Pasteurisation at low temperature

A new device at Massey’s Food Pilot Plant allows food products to be pasteurised at low temperature.

The university has announced today (here) that the high-pressure processing machine removes bacteria and pathogens from food products without compromising their nutritional value, flavour, colour or texture.

Institute of Food, Nutrition and Human Health lecturer Dr Jon Palmer says the process exposes food products to high pressure at a low temperature.

“Pressure in the range of 100-700 megapascals (1-7000 times atmospheric pressure) for a period of time, usually 2-15 minutes,” he says.

“Many bacteria and yeast are killed by this high pressure, eliminating potential pathogens and extending the shelf life of the product, all at relatively low temperatures.”

By avoiding heat processing, heat sensitive nutrients such as vitamins are retained, as are inherent colours and flavours, giving processed products a natural appearance and fresh taste.

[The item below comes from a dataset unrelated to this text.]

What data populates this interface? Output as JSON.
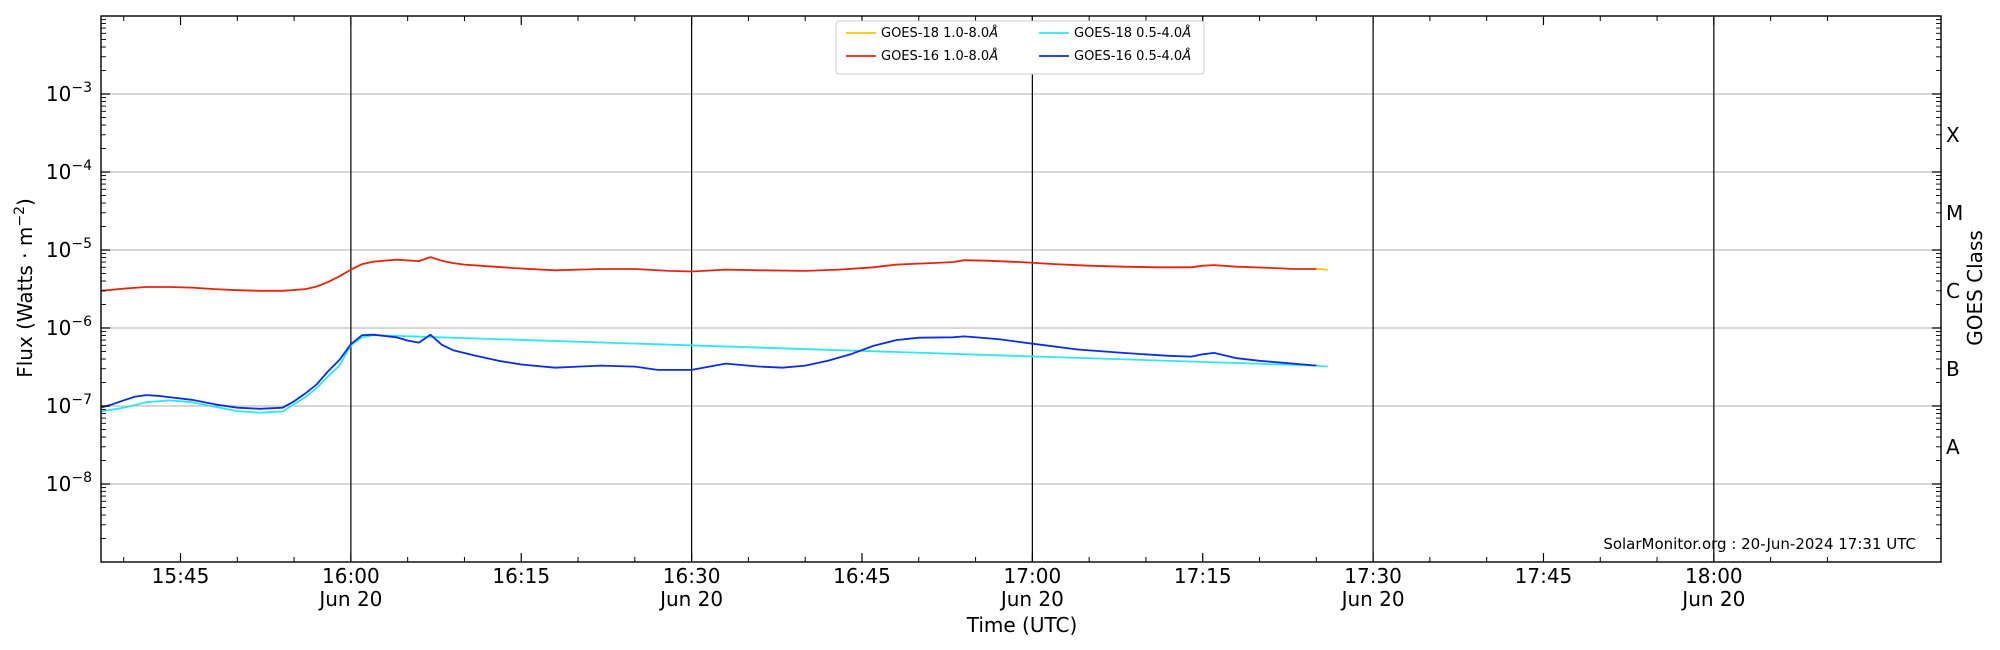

“This process will work best for high-value food products that need to retain those characteristics of nutrition and taste.”

Massey’s new machine has a capacity of two litres. This makes it perfect for product testing, Dr Palmer says.

Packaged food can also be processed in this way, although any air in either the food or the packaging is removed.

The pilot plant, opened in 2008, serves as a facility for teaching students traditional and new processing techniques. Food manufacturers also use the pilot plant for cost-effective trials on new product formulations.